Friday, December 23, 2016

Talking About Ethics Across Cultures; Harvard Business Review, 12/23/16

Mary C. Gentile, Harvard Business Review; Talking About Ethics Across Cultures:
"The program in Delhi started as many of these programs do: A group of cordial but skeptical participants sat with arms crossed and gentle smirks, leaning back in their chairs. When I finally was able to coax one of them to express what they were thinking, he said: “Madam, we are very happy to have you here and we are happy to listen to what you have to say about ethics and values in the workplace. But this is India, and we are entrepreneurs — we can’t even get a driver’s license without paying a bribe.”

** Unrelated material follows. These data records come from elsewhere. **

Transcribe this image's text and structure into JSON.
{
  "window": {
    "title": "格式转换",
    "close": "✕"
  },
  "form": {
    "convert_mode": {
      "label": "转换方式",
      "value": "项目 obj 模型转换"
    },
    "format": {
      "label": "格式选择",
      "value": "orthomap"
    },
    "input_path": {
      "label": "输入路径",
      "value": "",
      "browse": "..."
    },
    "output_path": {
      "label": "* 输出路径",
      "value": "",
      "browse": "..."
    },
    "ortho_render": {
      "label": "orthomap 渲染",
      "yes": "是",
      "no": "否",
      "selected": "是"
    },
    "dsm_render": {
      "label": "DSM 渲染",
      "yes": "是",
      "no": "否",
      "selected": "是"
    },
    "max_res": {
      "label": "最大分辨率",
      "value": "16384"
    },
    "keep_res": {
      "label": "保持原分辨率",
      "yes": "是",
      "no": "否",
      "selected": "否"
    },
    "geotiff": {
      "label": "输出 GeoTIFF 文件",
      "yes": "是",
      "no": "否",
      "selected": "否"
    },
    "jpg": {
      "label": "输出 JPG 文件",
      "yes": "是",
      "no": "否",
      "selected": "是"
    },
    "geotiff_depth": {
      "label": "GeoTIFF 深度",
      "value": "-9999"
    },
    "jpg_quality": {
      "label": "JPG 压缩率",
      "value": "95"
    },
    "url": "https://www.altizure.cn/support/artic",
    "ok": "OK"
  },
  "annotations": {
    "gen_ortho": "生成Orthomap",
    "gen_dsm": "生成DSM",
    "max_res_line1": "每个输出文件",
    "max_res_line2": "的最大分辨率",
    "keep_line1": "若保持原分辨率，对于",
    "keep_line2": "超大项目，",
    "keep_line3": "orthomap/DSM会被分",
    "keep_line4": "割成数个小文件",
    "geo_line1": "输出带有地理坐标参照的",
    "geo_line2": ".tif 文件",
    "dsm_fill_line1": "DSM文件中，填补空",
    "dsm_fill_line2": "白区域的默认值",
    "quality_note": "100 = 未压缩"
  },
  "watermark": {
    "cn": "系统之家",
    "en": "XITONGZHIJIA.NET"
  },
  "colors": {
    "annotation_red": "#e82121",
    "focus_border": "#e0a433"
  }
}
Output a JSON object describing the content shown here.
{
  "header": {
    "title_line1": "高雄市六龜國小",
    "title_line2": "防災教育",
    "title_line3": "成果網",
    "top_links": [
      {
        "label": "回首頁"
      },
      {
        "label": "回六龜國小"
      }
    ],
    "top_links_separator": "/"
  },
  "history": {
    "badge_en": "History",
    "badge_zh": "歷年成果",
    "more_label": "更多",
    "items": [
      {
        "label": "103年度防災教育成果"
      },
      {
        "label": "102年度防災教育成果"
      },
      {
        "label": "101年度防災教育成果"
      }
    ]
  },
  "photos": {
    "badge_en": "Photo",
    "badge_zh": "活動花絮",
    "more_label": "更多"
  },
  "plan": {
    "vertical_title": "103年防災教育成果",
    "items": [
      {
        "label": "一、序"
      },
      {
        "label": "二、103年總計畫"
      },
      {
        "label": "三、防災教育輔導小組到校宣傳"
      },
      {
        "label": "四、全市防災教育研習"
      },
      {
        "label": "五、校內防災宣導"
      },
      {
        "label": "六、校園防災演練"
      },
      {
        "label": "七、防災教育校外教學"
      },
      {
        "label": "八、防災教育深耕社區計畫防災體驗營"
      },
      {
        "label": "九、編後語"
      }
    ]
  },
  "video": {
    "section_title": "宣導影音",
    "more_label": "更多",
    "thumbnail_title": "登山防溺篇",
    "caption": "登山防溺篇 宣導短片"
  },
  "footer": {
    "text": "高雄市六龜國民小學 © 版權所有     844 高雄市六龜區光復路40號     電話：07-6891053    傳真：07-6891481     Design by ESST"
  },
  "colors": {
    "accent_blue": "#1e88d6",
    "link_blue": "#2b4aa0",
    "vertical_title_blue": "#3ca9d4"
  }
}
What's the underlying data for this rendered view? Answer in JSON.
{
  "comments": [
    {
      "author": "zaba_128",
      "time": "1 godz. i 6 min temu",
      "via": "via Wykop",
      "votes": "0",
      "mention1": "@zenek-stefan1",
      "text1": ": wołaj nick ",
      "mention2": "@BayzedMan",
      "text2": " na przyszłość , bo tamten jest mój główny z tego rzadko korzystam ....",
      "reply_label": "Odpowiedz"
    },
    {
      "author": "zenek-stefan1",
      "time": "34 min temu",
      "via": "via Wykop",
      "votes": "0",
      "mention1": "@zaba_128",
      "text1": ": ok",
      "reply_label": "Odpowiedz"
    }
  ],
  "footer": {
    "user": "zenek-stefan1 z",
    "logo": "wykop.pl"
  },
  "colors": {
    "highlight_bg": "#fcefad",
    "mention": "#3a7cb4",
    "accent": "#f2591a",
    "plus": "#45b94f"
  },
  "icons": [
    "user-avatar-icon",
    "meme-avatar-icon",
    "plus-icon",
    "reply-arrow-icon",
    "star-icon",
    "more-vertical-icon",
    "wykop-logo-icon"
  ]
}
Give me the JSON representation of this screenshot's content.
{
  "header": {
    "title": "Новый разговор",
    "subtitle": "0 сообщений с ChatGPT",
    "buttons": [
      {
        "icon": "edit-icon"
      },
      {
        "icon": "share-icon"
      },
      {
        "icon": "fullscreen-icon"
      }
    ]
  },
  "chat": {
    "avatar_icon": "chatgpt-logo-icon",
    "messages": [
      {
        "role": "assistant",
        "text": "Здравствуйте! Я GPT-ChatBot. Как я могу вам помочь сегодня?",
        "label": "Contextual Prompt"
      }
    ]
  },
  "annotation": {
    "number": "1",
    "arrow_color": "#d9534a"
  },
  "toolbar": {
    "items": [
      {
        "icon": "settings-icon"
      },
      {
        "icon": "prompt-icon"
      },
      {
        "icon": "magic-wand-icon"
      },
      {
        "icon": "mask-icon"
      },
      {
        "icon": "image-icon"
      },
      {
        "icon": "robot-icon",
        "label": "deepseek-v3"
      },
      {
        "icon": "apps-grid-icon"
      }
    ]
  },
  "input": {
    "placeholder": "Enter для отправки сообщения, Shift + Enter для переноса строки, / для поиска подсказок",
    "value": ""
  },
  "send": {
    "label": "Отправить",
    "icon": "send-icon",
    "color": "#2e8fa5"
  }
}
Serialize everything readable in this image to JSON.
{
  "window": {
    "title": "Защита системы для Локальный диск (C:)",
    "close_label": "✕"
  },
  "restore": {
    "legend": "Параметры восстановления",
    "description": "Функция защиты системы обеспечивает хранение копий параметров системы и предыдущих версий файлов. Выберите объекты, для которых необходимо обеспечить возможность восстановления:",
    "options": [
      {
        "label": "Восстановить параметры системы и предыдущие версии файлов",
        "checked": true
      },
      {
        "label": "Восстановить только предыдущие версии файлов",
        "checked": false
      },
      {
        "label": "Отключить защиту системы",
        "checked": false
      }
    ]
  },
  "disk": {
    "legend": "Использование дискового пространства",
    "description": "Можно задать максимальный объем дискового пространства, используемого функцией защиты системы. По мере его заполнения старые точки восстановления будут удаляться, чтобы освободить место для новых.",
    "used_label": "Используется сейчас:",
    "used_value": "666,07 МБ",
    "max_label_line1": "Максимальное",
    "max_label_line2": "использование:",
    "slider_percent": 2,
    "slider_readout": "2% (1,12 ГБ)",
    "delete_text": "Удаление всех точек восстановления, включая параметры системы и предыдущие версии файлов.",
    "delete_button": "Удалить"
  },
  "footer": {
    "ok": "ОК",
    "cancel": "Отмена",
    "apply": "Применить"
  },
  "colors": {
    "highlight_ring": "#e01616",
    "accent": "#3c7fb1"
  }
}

He was raising an issue I had struggled with when developing the program, which is called Giving Voice to Values. My aim was to take a new approach to values-driven leadership development, one that was a stark departure from the way companies and educators had been teaching business ethics. For years, training in this area was based on the assumption that the way to build an ethical workplace was to educate employees on laws, ethical norms, and company values so that they could decide what the “right” thing to do was in any particular situation. I became increasingly convinced, however, that many folks already knew what was right — and many of them even wanted to do it — but they felt pressured to do otherwise by the competitive environment, by their colleagues and managers, by their customers, and often, as the participant in my Delhi program pointed out, by the cultural context in which they were operating.
I’ve learned by sharing the Giving Voice to Values approach with audiences around the world — in India, Nigeria, South Africa, Ghana, China, the Philippines, the U.A.E., Cairo, Moscow, Costa Rica, Argentina, Uruguay, Australia, and all over Europe — that there are key ways to building ethical workplaces across cultures."